Rodger Evans Doxsey (March 11, 1947 – October 13, 2009) was an American physicist and astronomer who made major contributions to the scientific and operational success of NASA's (National Aeronautics and Space Administration) Hubble Space Telescope (HST). He joined the HST Project at the Space Telescope Science Institute (STScI), in Baltimore, Maryland, in 1981, and was head of the Hubble Missions Office when he died in 2009.

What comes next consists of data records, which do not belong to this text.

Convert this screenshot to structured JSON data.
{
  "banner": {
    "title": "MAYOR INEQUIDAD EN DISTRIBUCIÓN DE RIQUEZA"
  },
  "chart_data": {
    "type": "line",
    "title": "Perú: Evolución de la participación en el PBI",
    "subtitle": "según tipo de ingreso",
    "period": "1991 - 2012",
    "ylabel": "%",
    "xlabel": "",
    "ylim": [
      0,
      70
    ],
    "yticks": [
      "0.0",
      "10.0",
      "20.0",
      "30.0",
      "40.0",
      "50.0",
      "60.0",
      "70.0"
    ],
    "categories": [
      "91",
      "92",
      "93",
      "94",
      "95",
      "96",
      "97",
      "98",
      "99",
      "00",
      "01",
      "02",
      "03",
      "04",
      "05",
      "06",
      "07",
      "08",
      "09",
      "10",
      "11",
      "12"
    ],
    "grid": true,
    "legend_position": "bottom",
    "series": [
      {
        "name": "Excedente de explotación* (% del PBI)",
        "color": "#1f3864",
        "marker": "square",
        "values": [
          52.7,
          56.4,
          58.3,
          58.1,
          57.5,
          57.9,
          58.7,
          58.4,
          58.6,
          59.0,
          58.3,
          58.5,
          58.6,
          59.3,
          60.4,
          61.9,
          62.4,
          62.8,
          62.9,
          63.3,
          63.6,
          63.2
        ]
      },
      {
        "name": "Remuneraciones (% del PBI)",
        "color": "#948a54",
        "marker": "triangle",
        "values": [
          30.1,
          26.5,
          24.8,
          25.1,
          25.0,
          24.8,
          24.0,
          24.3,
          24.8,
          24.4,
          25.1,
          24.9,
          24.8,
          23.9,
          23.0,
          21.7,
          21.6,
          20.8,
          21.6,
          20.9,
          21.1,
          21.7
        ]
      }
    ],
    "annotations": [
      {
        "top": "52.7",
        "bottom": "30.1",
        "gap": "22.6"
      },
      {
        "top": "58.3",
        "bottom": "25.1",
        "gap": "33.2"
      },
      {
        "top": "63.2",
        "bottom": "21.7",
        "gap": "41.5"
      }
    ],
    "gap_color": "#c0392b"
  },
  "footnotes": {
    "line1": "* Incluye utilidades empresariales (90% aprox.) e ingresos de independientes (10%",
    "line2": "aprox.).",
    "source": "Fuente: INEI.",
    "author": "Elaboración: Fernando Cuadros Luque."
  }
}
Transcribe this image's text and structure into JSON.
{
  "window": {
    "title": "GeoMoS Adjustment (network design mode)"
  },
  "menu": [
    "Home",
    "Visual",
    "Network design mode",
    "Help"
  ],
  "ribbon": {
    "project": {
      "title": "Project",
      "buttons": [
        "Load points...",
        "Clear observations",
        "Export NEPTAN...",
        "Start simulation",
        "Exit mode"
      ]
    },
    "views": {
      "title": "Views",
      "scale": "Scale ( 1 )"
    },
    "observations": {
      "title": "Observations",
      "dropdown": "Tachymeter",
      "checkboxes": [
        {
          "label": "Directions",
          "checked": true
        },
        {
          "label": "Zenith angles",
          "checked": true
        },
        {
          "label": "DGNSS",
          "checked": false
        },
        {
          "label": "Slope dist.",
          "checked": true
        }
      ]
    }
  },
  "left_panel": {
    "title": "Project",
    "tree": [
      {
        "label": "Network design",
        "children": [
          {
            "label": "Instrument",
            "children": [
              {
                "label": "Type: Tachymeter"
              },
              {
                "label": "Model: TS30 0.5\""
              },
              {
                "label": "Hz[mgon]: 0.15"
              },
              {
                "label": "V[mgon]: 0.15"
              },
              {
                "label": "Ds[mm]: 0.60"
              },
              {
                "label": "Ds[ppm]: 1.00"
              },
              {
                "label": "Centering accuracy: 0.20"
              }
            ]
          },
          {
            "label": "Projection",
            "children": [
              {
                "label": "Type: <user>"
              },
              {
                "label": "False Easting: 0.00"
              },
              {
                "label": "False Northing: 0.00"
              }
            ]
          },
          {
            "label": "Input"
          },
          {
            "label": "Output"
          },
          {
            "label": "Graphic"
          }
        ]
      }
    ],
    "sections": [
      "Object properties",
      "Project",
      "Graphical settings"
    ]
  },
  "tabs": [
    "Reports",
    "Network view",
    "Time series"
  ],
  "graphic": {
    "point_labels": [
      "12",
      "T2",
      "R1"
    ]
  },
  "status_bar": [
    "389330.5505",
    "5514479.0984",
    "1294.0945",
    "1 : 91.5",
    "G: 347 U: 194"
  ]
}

Of Doxsey, STScI Director Matt Mountain said, "Rodger was the heart and soul of Hubble here at the Institute. He knew everything about the space telescope, from the smallest anomaly to the breadth of the extraordinary science delivered by the telescope he had worked with for over 28 years."

==Career at MIT==
Dr. Doxsey was born in Schenectady, New York, raised in Cleveland Heights, Ohio and earned his Ph.D. in physics at the Massachusetts Institute of Technology. After his doctorate, he worked at MIT on the third NASA Small Astronomy Satellite (SAS 3), an X-ray astronomy mission, and then on the first High Energy Astronomy Observatory (HEAO 1), which was launched in August 1977.

==Work at STScI==
The institute's first director, Riccardo Giacconi, hired Doxsey nine years before the HST launch in 1990, to be the mission operations scientist. During the following years he was responsible for mission science specifications and requirements, data calibration, operational planning and scheduling, as well as the actual day-to-day commanding of the observatory. Doxsey worked on the development of new, state-of-the-art instruments for HST with NASA's Goddard Space Flight Center, which contributed to the enormous advance made in Hubble's scientific capabilities after launch, by replacing, in the course of several Space Shuttle visits from 1993 to May 2009, the original suite of instruments which had been specified and designed on the basis of technology that was many years old by the time HST finally became operational. Doxsey was also responsible for hiring many of the STScI's staff.

==Awards and honors==
Among Doxsey's many awards and honors, especially notable are:

- 1991: Awarded the NASA Distinguished Public Service Medal, the highest honor the Agency can give a nongovernmental employee. The citation noted his "exceptional accomplishments and contributions to the Hubble Space Telescope", and implementation of the systems needed to accomplish those ends.
- 2004: Awarded the American Astronomical Society's George Van Biesbroeck Prize, citing Dr. Doxsey's "outstanding, unselfish dedication" to making Hubble "one of the most scientifically productive telescopes of all time."
In Honor of Doxsey, the American Astronomical Society has a Rodger Doxsey Travel Prize awarded to graduate or PhD students.